For Newcomb, performing is an end in itself. He sang with the Penn Choral Society in their December show. "It fulfills the singing need I have in my life," said the bass-baritone.
He also said he had a dancing need - which also ended up fulfilling his performing need in a random sort of way. He took swing dancing classes from the Ballroom Dancing Society. And he learned the salsa and merengue from some Latino friends an hour before an evening at a nightclub, and discovered he was a natural.
So three days before his parents drove seven hours from Windham, N.H., to videotape Newcomb in the Mr. Penn contest, they flew down to watch him perform a lambada and a merengue with Onda Latina, the Latin-dance club.
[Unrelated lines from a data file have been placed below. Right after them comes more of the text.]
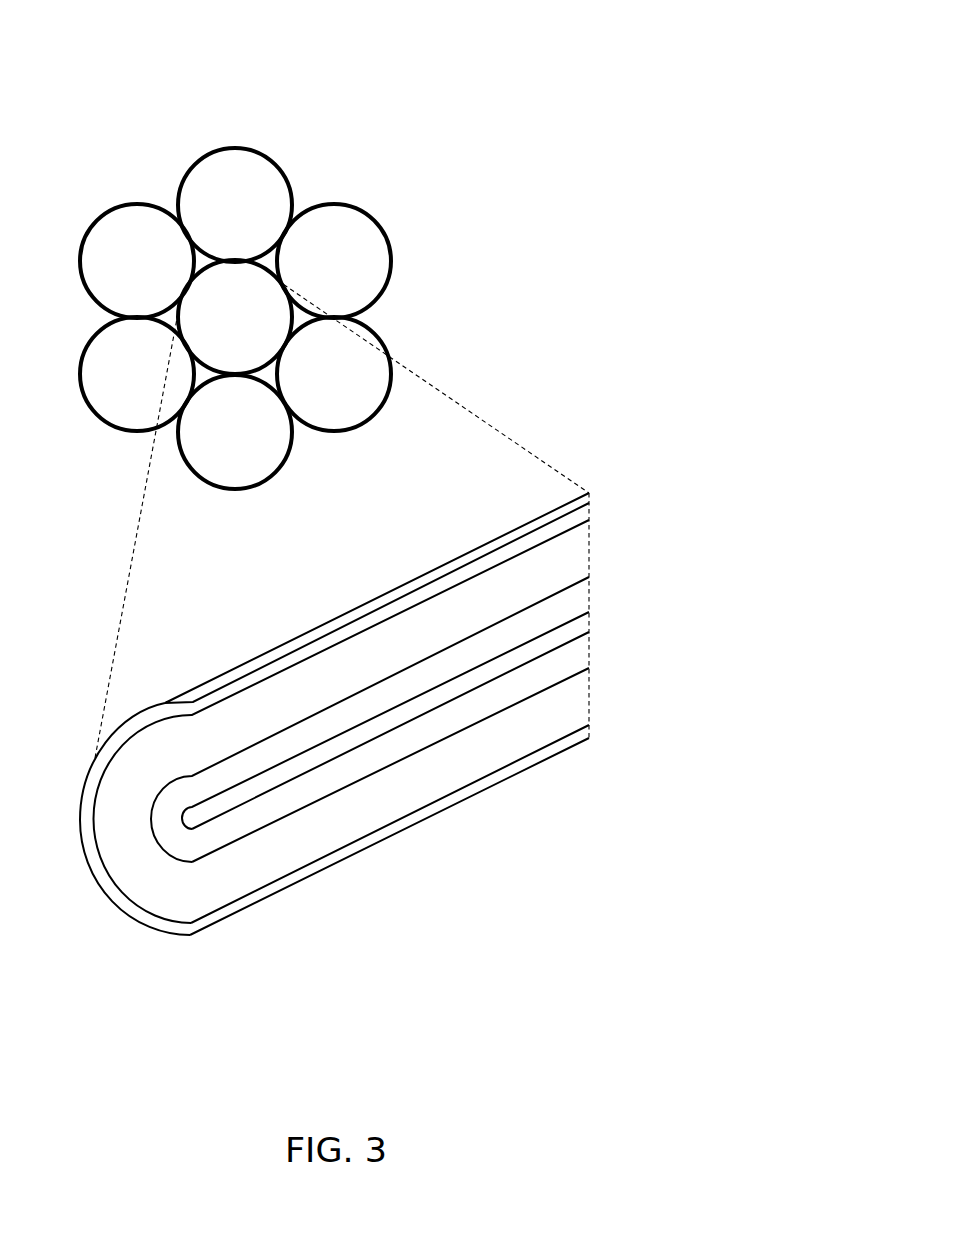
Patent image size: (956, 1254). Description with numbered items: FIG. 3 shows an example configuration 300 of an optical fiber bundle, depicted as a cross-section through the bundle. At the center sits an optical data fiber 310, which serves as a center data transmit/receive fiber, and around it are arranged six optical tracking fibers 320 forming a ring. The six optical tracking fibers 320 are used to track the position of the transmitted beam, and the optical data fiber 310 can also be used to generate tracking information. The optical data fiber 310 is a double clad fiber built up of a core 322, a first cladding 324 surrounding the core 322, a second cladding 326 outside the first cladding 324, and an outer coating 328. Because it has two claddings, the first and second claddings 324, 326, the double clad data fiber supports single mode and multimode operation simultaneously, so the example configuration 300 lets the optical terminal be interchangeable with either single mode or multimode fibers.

The example configuration 300 is at (367, 118).
The optical data fiber 310 is at (256, 332).
The optical tracking fibers 320 is at (256, 220).
The core 322 is at (448, 705).
The first cladding 324 is at (400, 760).
The second cladding 326 is at (344, 837).
The coating 328 is at (292, 892).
His friends from the pre-nightclub lesson talked him into it. "It was two Caucasian males in a merengue, which is very Latin," he said. The club called it the Gringo Merengue - backstage only. "I can go on a dance floor anywhere and not look like a fool," said Newcomb, who added that his mother was "really excited" about dancing with him at his wedding, someday.
After lying low freshman year, focusing on studies and track, the small-town boy has found his way around the big school in the big city.
He's mad for public transportation and the ability to go to the theater or a sports event at the drop of a hat, without hours of travel.
He also found himself a job close to his intended field of study - communications - and close to his athletic pursuits in track. His work for Penn Relays involves Athletic Communications. "Someone mentioned the job to me. It was a total coincidence."
What drew him to Penn? "I was committed to education and it was a top-ranked school. A potpourri of activities are available at Penn, and I wanted to get involved in them, because I think that's what college is all about - finding what you want to do for the rest of your life."